Wall Street did not exactly take Apple out to the woodshed following yesterday’s revelation that the firm has paid little or no taxes on foreign income of $75 billion. The stock flinched, down $2.73 on the day, but investors seem to recognize that revising 275,000 pages of tax code to force Apple to pay its fair share will require many years of wrangling on Capitol Hill. And who’s to say that the effort would not leave other loopholes just as easily exploited by the Sunnyvale behemoth’s clever lawyers and accountants?
Technically speaking, however, the news seems to have sapped some of Apple’s vital juices, since the stock failed for the second consecutive day to decisively exceed a small but nevertheless significant ‘external’ peak at 445.36 (see inset).
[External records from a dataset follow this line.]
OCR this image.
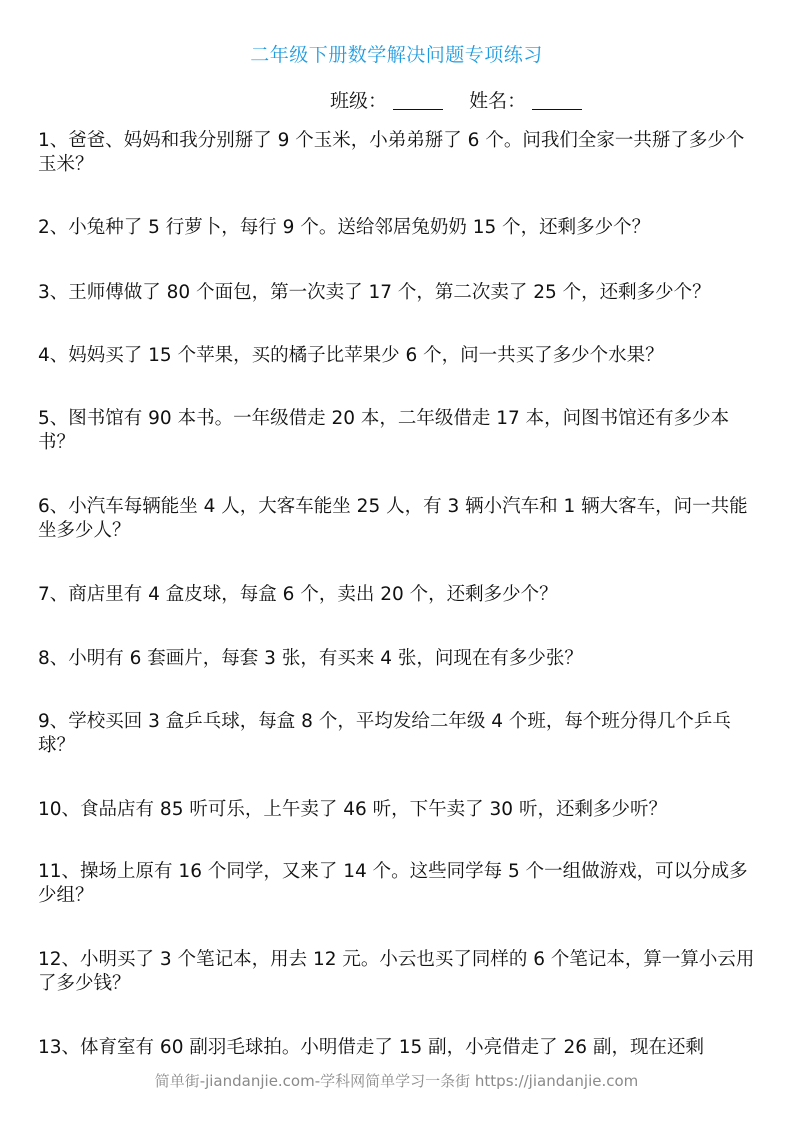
二年级下册数学解决问题专项练习
班级：	姓名：
1、爸爸、妈妈和我分别掰了 9 个玉米，小弟弟掰了 6 个。问我们全家一共掰了多少个玉米？
2、小兔种了 5 行萝卜，每行 9 个。送给邻居兔奶奶 15 个，还剩多少个？
3、王师傅做了 80 个面包，第一次卖了 17 个，第二次卖了 25 个，还剩多少个？
4、妈妈买了 15 个苹果，买的橘子比苹果少 6 个，问一共买了多少个水果？
5、图书馆有 90 本书。一年级借走 20 本，二年级借走 17 本，问图书馆还有多少本书？
6、小汽车每辆能坐 4 人，大客车能坐 25 人，有 3 辆小汽车和 1 辆大客车，问一共能坐多少人？
7、商店里有 4 盒皮球，每盒 6 个，卖出 20 个，还剩多少个？
8、小明有 6 套画片，每套 3 张，有买来 4 张，问现在有多少张？
9、学校买回 3 盒乒乓球，每盒 8 个，平均发给二年级 4 个班，每个班分得几个乒乓球？
10、食品店有 85 听可乐，上午卖了 46 听，下午卖了 30 听，还剩多少听？
11、操场上原有 16 个同学，又来了 14 个。这些同学每 5 个一组做游戏，可以分成多少组？
12、小明买了 3 个笔记本，用去 12 元。小云也买了同样的 6 个笔记本，算一算小云用了多少钱？
13、体育室有 60 副羽毛球拍。小明借走了 15 副，小亮借走了 26 副，现在还剩
简单街-jiandanjie.com-学科网简单学习一条街 https://jiandanjie.com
That feat, trivial though it may seem, will remain crucial to the short-term picture. If and when it is achieved, expect the stock to rise to a minimum 449.9o, a Hidden Pivot target. If the pivot is easily surpassed, look for the bullish momentum to continue till week’s end, at least. Camo traders should position from the long side, using the 15-minute chart for leverage.
Yesterday’s rebound in this vehicle was strong, although not quite as compelling as the one in Comex Gold futures. Moreover, the intraday low exceeded the midpoint support of the pattern shown by a decisive 52 cents, shortening the odds that its ‘D’ sibling at 22.25 will eventually be reached. We’ll give bulls the benefit of the doubt nonetheless, since mining shares are unlikely to languish if they catch their first whiff of strength in bullion in many months. From a Hidden Pivot perspective, this vehicle needs to keep running without taking a breath until 29.83 (a 5/14 peak) has been exceeded. Camouflageurs should look for entry opportunities on the 15-minute chart, since there are some choice ‘externals’ to be found therein. ______ UPDATE (May 23, 12:33 a.m. EDT): The breath that GDX could not afford to take has in fact been taken, casting at least mild doubt on a bullish outcome. Worse than drawing a breath, actually, GDX sucker-punched bulls on the opening bar.
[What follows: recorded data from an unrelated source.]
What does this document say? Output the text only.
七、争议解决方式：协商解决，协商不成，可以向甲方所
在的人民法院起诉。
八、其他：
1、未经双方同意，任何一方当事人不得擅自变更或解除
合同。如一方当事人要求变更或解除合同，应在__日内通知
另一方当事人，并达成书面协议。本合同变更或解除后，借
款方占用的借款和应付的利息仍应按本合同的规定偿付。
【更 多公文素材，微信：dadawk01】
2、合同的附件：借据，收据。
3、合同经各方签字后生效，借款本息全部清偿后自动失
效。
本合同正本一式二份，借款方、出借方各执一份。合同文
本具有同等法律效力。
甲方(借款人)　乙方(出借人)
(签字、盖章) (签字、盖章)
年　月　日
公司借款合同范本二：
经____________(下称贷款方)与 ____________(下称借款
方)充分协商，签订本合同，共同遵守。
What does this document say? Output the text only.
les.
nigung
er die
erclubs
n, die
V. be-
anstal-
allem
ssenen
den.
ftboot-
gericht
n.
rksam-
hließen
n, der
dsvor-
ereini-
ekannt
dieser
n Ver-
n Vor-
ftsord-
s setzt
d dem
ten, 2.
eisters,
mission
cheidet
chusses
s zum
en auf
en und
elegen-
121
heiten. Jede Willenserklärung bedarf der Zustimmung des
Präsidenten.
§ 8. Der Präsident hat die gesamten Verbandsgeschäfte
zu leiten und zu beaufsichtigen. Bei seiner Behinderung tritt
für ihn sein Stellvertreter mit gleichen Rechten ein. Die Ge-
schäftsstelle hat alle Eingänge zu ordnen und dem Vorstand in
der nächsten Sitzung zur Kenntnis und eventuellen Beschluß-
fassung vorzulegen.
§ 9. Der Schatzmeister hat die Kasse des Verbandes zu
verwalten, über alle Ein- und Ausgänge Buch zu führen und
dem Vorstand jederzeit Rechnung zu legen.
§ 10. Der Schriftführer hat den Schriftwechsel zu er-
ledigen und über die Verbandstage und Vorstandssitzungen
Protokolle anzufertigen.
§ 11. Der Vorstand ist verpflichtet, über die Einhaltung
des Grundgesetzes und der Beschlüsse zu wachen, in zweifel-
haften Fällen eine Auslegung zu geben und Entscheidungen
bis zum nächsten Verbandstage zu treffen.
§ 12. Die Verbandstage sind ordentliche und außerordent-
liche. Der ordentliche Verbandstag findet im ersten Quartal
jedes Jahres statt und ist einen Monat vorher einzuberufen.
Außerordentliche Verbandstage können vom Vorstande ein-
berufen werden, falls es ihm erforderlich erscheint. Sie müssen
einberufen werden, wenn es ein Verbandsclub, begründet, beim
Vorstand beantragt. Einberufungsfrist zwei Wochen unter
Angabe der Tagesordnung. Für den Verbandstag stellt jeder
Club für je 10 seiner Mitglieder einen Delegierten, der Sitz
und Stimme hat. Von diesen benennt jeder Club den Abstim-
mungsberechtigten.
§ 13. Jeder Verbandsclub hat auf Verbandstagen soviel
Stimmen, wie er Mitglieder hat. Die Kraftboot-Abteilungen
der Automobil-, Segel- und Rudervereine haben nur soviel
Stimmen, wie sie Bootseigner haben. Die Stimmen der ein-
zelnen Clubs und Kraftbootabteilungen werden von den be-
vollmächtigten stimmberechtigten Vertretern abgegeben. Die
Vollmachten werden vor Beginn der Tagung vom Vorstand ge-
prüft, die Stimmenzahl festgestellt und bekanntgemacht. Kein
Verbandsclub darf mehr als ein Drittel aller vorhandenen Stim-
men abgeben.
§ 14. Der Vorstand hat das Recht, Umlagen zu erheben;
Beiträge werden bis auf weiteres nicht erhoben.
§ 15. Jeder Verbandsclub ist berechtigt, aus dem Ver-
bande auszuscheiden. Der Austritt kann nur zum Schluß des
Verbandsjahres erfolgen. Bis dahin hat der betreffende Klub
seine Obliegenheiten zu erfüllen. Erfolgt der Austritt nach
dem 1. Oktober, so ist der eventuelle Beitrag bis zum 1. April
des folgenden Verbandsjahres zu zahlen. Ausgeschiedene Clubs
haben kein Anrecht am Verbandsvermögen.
Tesla got short-squeezed to within 28 cents of the 86.72 target I’d proffered early Monday morning, but a second-wind rally to 88.00 suggests it’s got eyes for 104.44, the ‘D’ target associated with the first number. It can serve as a minimum upside objective for now, implying that all trades between here and there be positioned from the long side. We’ll plan on buying weekly puts if and when the target is reached, provided it happens before Wednesday of the given week. Please note as well that a lesser Hidden Pivot at 94.19 (see inset) has the potential to stop the rally cold and can therefore be used for spec camouflage shorts.
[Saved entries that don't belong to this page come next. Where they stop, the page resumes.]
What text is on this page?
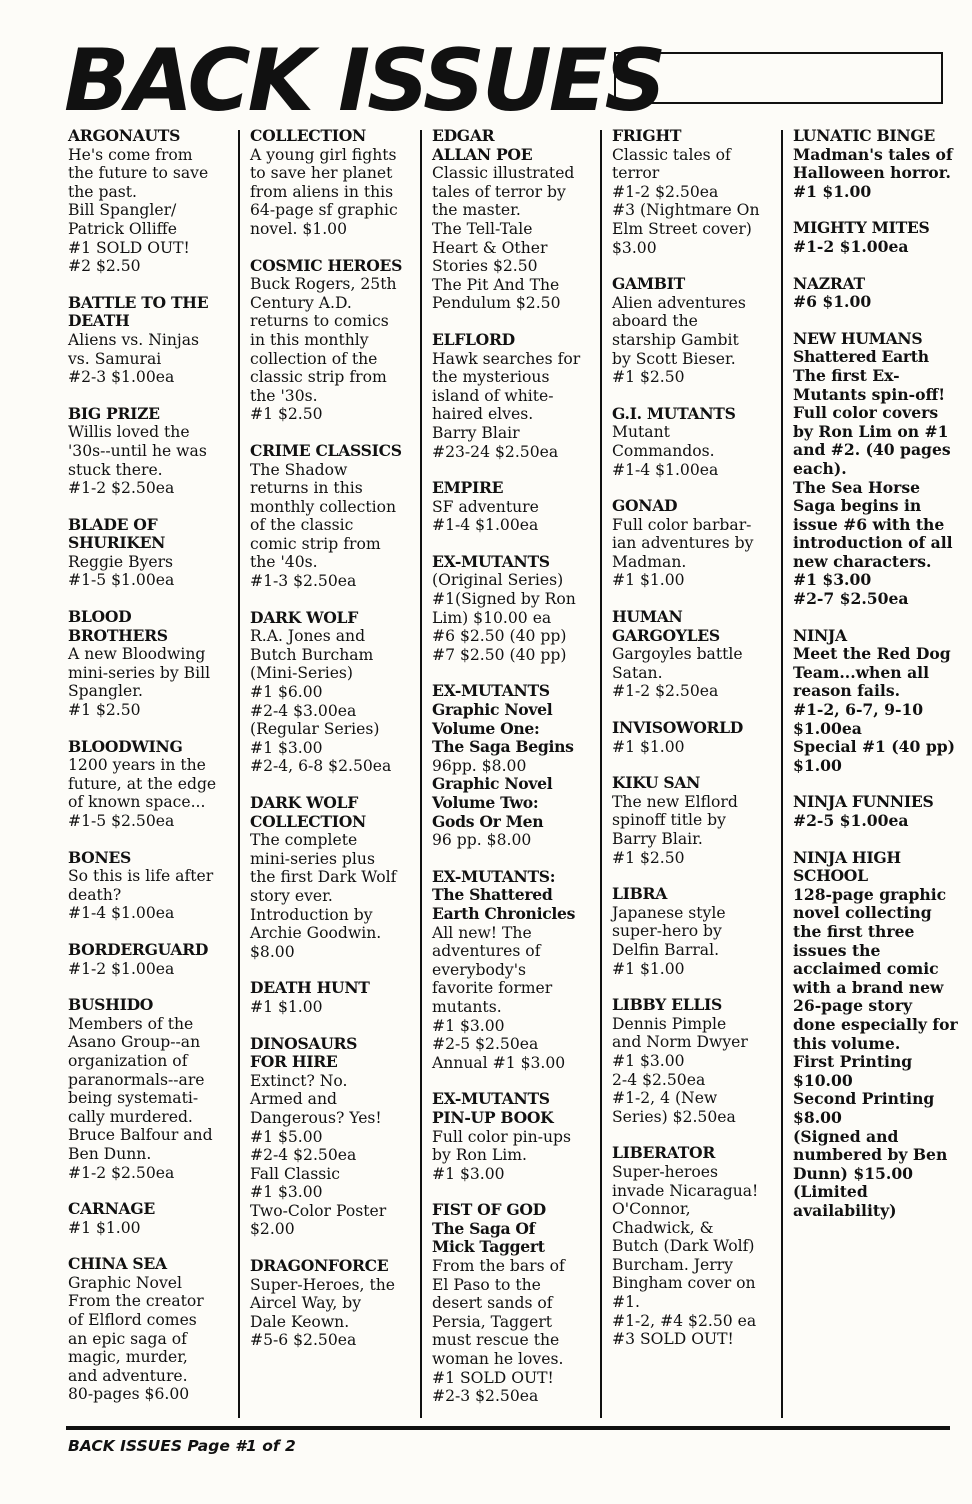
BACK ISSUES
ARGONAUTS
He's come from
the future to save
the past.
Bill Spangler/
Patrick Olliffe
#1 SOLD OUT!
#2 $2.50
BATTLE TO THE
DEATH
Aliens vs. Ninjas
vs. Samurai
#2-3 $1.00ea
BIG PRIZE
Willis loved the
'30s--until he was
stuck there.
#1-2 $2.50ea
BLADE OF
SHURIKEN
Reggie Byers
#1-5 $1.00ea
BLOOD
BROTHERS
A new Bloodwing
mini-series by Bill
Spangler.
#1 $2.50
BLOODWING
1200 years in the
future, at the edge
of known space...
#1-5 $2.50ea
BONES
So this is life after
death?
#1-4 $1.00ea
BORDERGUARD
#1-2 $1.00ea
BUSHIDO
Members of the
Asano Group--an
organization of
paranormals--are
being systemati-
cally murdered.
Bruce Balfour and
Ben Dunn.
#1-2 $2.50ea
CARNAGE
#1 $1.00
CHINA SEA
Graphic Novel
From the creator
of Elflord comes
an epic saga of
magic, murder,
and adventure.
80-pages $6.00
COLLECTION
A young girl fights
to save her planet
from aliens in this
64-page sf graphic
novel. $1.00
COSMIC HEROES
Buck Rogers, 25th
Century A.D.
returns to comics
in this monthly
collection of the
classic strip from
the '30s.
#1 $2.50
CRIME CLASSICS
The Shadow
returns in this
monthly collection
of the classic
comic strip from
the '40s.
#1-3 $2.50ea
DARK WOLF
R.A. Jones and
Butch Burcham
(Mini-Series)
#1 $6.00
#2-4 $3.00ea
(Regular Series)
#1 $3.00
#2-4, 6-8 $2.50ea
DARK WOLF
COLLECTION
The complete
mini-series plus
the first Dark Wolf
story ever.
Introduction by
Archie Goodwin.
$8.00
DEATH HUNT
#1 $1.00
DINOSAURS
FOR HIRE
Extinct? No.
Armed and
Dangerous? Yes!
#1 $5.00
#2-4 $2.50ea
Fall Classic
#1 $3.00
Two-Color Poster
$2.00
DRAGONFORCE
Super-Heroes, the
Aircel Way, by
Dale Keown.
#5-6 $2.50ea
EDGAR
ALLAN POE
Classic illustrated
tales of terror by
the master.
The Tell-Tale
Heart & Other
Stories $2.50
The Pit And The
Pendulum $2.50
ELFLORD
Hawk searches for
the mysterious
island of white-
haired elves.
Barry Blair
#23-24 $2.50ea
EMPIRE
SF adventure
#1-4 $1.00ea
EX-MUTANTS
(Original Series)
#1(Signed by Ron
Lim) $10.00 ea
#6 $2.50 (40 pp)
#7 $2.50 (40 pp)
EX-MUTANTS
Graphic Novel
Volume One:
The Saga Begins
96pp. $8.00
Graphic Novel
Volume Two:
Gods Or Men
96 pp. $8.00
EX-MUTANTS:
The Shattered
Earth Chronicles
All new! The
adventures of
everybody's
favorite former
mutants.
#1 $3.00
#2-5 $2.50ea
Annual #1 $3.00
EX-MUTANTS
PIN-UP BOOK
Full color pin-ups
by Ron Lim.
#1 $3.00
FIST OF GOD
The Saga Of
Mick Taggert
From the bars of
El Paso to the
desert sands of
Persia, Taggert
must rescue the
woman he loves.
#1 SOLD OUT!
#2-3 $2.50ea
FRIGHT
Classic tales of
terror
#1-2 $2.50ea
#3 (Nightmare On
Elm Street cover)
$3.00
GAMBIT
Alien adventures
aboard the
starship Gambit
by Scott Bieser.
#1 $2.50
G.I. MUTANTS
Mutant
Commandos.
#1-4 $1.00ea
GONAD
Full color barbar-
ian adventures by
Madman.
#1 $1.00
HUMAN
GARGOYLES
Gargoyles battle
Satan.
#1-2 $2.50ea
INVISOWORLD
#1 $1.00
KIKU SAN
The new Elflord
spinoff title by
Barry Blair.
#1 $2.50
LIBRA
Japanese style
super-hero by
Delfin Barral.
#1 $1.00
LIBBY ELLIS
Dennis Pimple
and Norm Dwyer
#1 $3.00
2-4 $2.50ea
#1-2, 4 (New
Series) $2.50ea
LIBERATOR
Super-heroes
invade Nicaragua!
O'Connor,
Chadwick, &
Butch (Dark Wolf)
Burcham. Jerry
Bingham cover on
#1.
#1-2, #4 $2.50 ea
#3 SOLD OUT!
LUNATIC BINGE
Madman's tales of
Halloween horror.
#1 $1.00
MIGHTY MITES
#1-2 $1.00ea
NAZRAT
#6 $1.00
NEW HUMANS
Shattered Earth
The first Ex-
Mutants spin-off!
Full color covers
by Ron Lim on #1
and #2. (40 pages
each).
The Sea Horse
Saga begins in
issue #6 with the
introduction of all
new characters.
#1 $3.00
#2-7 $2.50ea
NINJA
Meet the Red Dog
Team...when all
reason fails.
#1-2, 6-7, 9-10
$1.00ea
Special #1 (40 pp)
$1.00
NINJA FUNNIES
#2-5 $1.00ea
NINJA HIGH
SCHOOL
128-page graphic
novel collecting
the first three
issues the
acclaimed comic
with a brand new
26-page story
done especially for
this volume.
First Printing
$10.00
Second Printing
$8.00
(Signed and
numbered by Ben
Dunn) $15.00
(Limited
availability)
BACK ISSUES Page #1 of 2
All signs point higher at the moment, but even Google will have to top somewhere. My best-bet for a short-able apex is 929.78, the Hidden Pivot target of a well-defined ABCD on the monthly chart (see inset). You can try shorting with camouflage at that number, or at the D target (in purple) of the lesser pattern, but until then all trades should incorporate a bullish bias. ______ UPDATE (May 23, 12:40 a.m. EDT): Yesterday’s selloff did not create an impulse leg on the hourly chart, but it is not exactly a sign of good health that the decline has begun without GOOG’s having quite achieved our 929.78 target. A further drop today exceeding 883.96 to the downside would add to the evidence that the recent top will be an important one.
A heads-up: TBT is approaching a bearish Hidden Pivot target at 43.39 that would offer a back-up-the-truck buying opportunity if it is reached. This would of course imply that the price of the underlying long bond is approaching an important top.